# Double basket on Amazon the same as Happy Donkey?



## autopilot (Apr 4, 2013)

http://www.amazon.co.uk/Gaggia-Stainless-Pressurised-Espresso-Machines/dp/B004ZER1TA/ref=sr_1_1?ie=UTF8&qid=1365188873&sr=8-1&keywords=Gaggia+classic+basket

In the description it says "Stainless Double filter basket. *Allows the use of ESE 12/14g 55mm coffee pods* on your Gaggia espresso machine."

Is this a normal double basket, as sold on Happy Donkey, or is it only for pods?

Thanks


----------



## The Systemic Kid (Nov 23, 2012)

Doesn't look like a ridged stock Gaggia basket. Have a look at CoffeeHit. They do a pukka Gaggia one for a fiver plus postage.


----------



## Glenn (Jun 14, 2008)

These are much better than the standard Gaggia Baskets (which are the same as the ones on Happy Donkey)

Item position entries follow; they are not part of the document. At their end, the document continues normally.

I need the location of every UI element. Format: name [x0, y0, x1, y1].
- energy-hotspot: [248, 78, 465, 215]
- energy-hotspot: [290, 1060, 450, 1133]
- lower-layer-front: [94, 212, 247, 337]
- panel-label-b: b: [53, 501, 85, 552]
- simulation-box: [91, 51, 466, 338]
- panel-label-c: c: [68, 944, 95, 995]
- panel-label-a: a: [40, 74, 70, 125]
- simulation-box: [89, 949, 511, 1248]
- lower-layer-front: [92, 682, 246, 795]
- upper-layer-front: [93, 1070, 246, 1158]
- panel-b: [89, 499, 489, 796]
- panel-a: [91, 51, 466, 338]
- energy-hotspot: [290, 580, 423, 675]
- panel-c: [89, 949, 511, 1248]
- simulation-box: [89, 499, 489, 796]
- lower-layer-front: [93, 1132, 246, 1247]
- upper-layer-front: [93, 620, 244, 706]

http://www.coffeehit.co.uk/la-marzocco-basket-17g/p863

I appreciate they are double the price but once you have used them you will never want to back to standard baskets


----------



## autopilot (Apr 4, 2013)

Thanks for the replies. Still unsure if the item on Amazon is ok or it's only for pods. Or do they do both?


----------



## Glenn (Jun 14, 2008)

This will work with ESE pods but better to use a specific filter basket for pods (shallower and smaller extraction area)


----------



## autopilot (Apr 4, 2013)

Glenn said:


> This will work with ESE pods but better to use a specific filter basket for pods (shallower and smaller extraction area)


Cheers. Not actually interested in pods, just wondering if its as good as the Happy Donkey one?


----------



## Glenn (Jun 14, 2008)

Without seeing it and holding it hard to tell

For reliability go with Happy Donkey or CoffeeHit.


----------



## rodabod (Dec 4, 2011)

Glenn, do you really reckon the La Marzocco and VST baskets are noticeably superior to "standard" baskets?

I don't really have any extraction problems which I can see currently with my standard basket, so I just can't really see how it could make much difference. Maybe I should just give it a go.


----------



## Glenn (Jun 14, 2008)

If you're happy with the current baskets then no 'need' to change. It can create a level of frustration whilst getting used to these baskets also.

But the answer is yes. Would I go back to the stock baskets? No chance!


----------



## rodabod (Dec 4, 2011)

I think I might to try one out, given that they aren't too pricey. I can get shot of it on here if I don't notice a great improvement!

Thanks.


----------



## oversleep (Nov 2, 2012)

I use this one... http://www.gallacoffee.co.uk/acatalog/double-filter-basket.html

I have no chance to compare this with others....

However, the basket looks sturdy and well build.


----------